Keeping groups fluid doesn’t apply to making adjustments within a group only. If I planned a task for pairs, for example, but see there is more deliberation on the goal of the task than actual academic conversation, I may pause and bring the students back to whole group for a little bit. It’s more than okay to make a change like that when it serves the larger purpose of helping kids meet a learning goal.

Step #2: Seize low-stakes opportunities to pivot

The best time to make grouping decisions in the moment is almost all the time. I’d like to add one small asterisk to that, though: If you are at a high-stakes moment, that is, if a lesson is vital to subsequent learning, think carefully about your grouping decisions. For example, if I am starting a unit with presumed prior knowledge and would like to take a class period to do a multi-station, multi-level review, I can probably do that and be flexible with in-the-moment grouping. However, if I am starting a new unit with brand-new content and I need maximum buy-in and focus, I may want to have a more structured approach to the lesson.

Any time you select group or pair work, you are opening yourself up to the possibility of a game-time adjustment. Thus, it is best to use groups when:

  • Student engagement is a priority
  • You feel confident all your students have the required amount of prior knowledge
  • There is time to incorporate a planned summary or regroup if necessary

Step #3: Aim to have groups be purpose agnostic

Maybe the most important step is this last step. The purpose of groups—and of changing those groups in the moment as needed—is to find the best placement based on the student, activity, content, and goal. We don’t ever want to keep kids cast in roles they may have outgrown.

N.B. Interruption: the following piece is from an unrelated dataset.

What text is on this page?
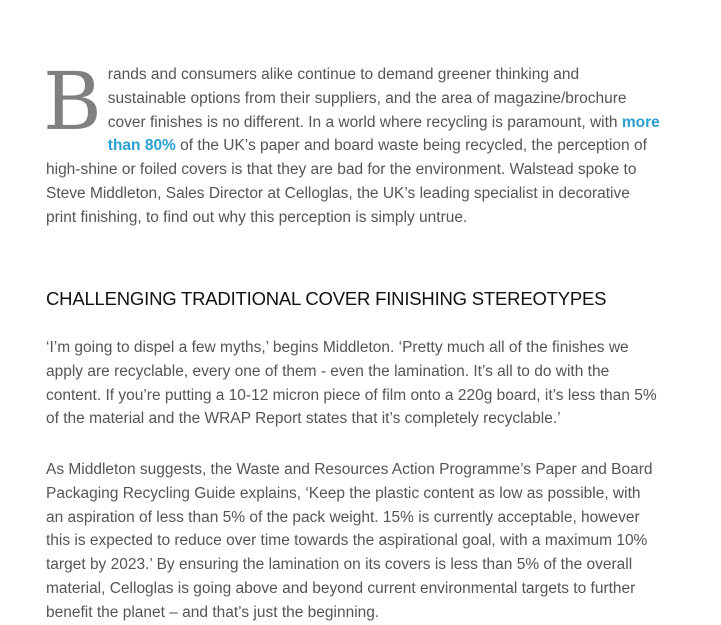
Brands and consumers alike continue to demand greener thinking and sustainable options from their suppliers, and the area of magazine/brochure cover finishes is no different. In a world where recycling is paramount, with more than 80% of the UK’s paper and board waste being recycled, the perception of high-shine or foiled covers is that they are bad for the environment. Walstead spoke to Steve Middleton, Sales Director at Celloglas, the UK’s leading specialist in decorative print finishing, to find out why this perception is simply untrue.
CHALLENGING TRADITIONAL COVER FINISHING STEREOTYPES

‘I’m going to dispel a few myths,’ begins Middleton. ‘Pretty much all of the finishes we apply are recyclable, every one of them - even the lamination. It’s all to do with the content. If you’re putting a 10-12 micron piece of film onto a 220g board, it’s less than 5% of the material and the WRAP Report states that it’s completely recyclable.’

As Middleton suggests, the Waste and Resources Action Programme’s Paper and Board Packaging Recycling Guide explains, ‘Keep the plastic content as low as possible, with an aspiration of less than 5% of the pack weight. 15% is currently acceptable, however this is expected to reduce over time towards the aspirational goal, with a maximum 10% target by 2023.’ By ensuring the lamination on its covers is less than 5% of the overall material, Celloglas is going above and beyond current environmental targets to further benefit the planet – and that’s just the beginning.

Student needs should dictate the group, and that’s what we mean by “purpose agnostic”: student needs are the priority, not whatever goals you may have for groups at the outset. The groups are there to serve each student’s immediate academic need and create the optimum opportunity for a productive challenge. This is a shift in mindset from “These are our low-performing kids, our middle kids, and our high kids” to “This is where the student will work best right now. I, as the teacher, am flexible and prepared to move them to a different group if I need to.”

The challenge here is that you must be confident you know both your content and your students well so you can provide access to grade-level content while also giving every student the support they need at their level.

Go boldly, Gumby! 

Wherever you are in your teaching career, your students are going to benefit from a teacher like you who is willing to develop the skills and habits necessary to elevate their learning. Observing you making confident, deliberate changes helps them learn both what it means to be adaptable to change and what can be gained from it. It’s good for your students to see that changes can happen on the fly but that your high expectations don’t waver.

Flexible grouping, in all its fullness and actualization, includes changing groups in the moment, and that’s a skill that takes time to develop. Most experienced teachers would tell you that it becomes second nature (the key word being “second”) after years of careful consideration. By starting from the foundation of flexible grouping and being willing to dig deeper into understanding your students as scholars and individuals, you’ll become fluent at being flexible. Just remember to stretch!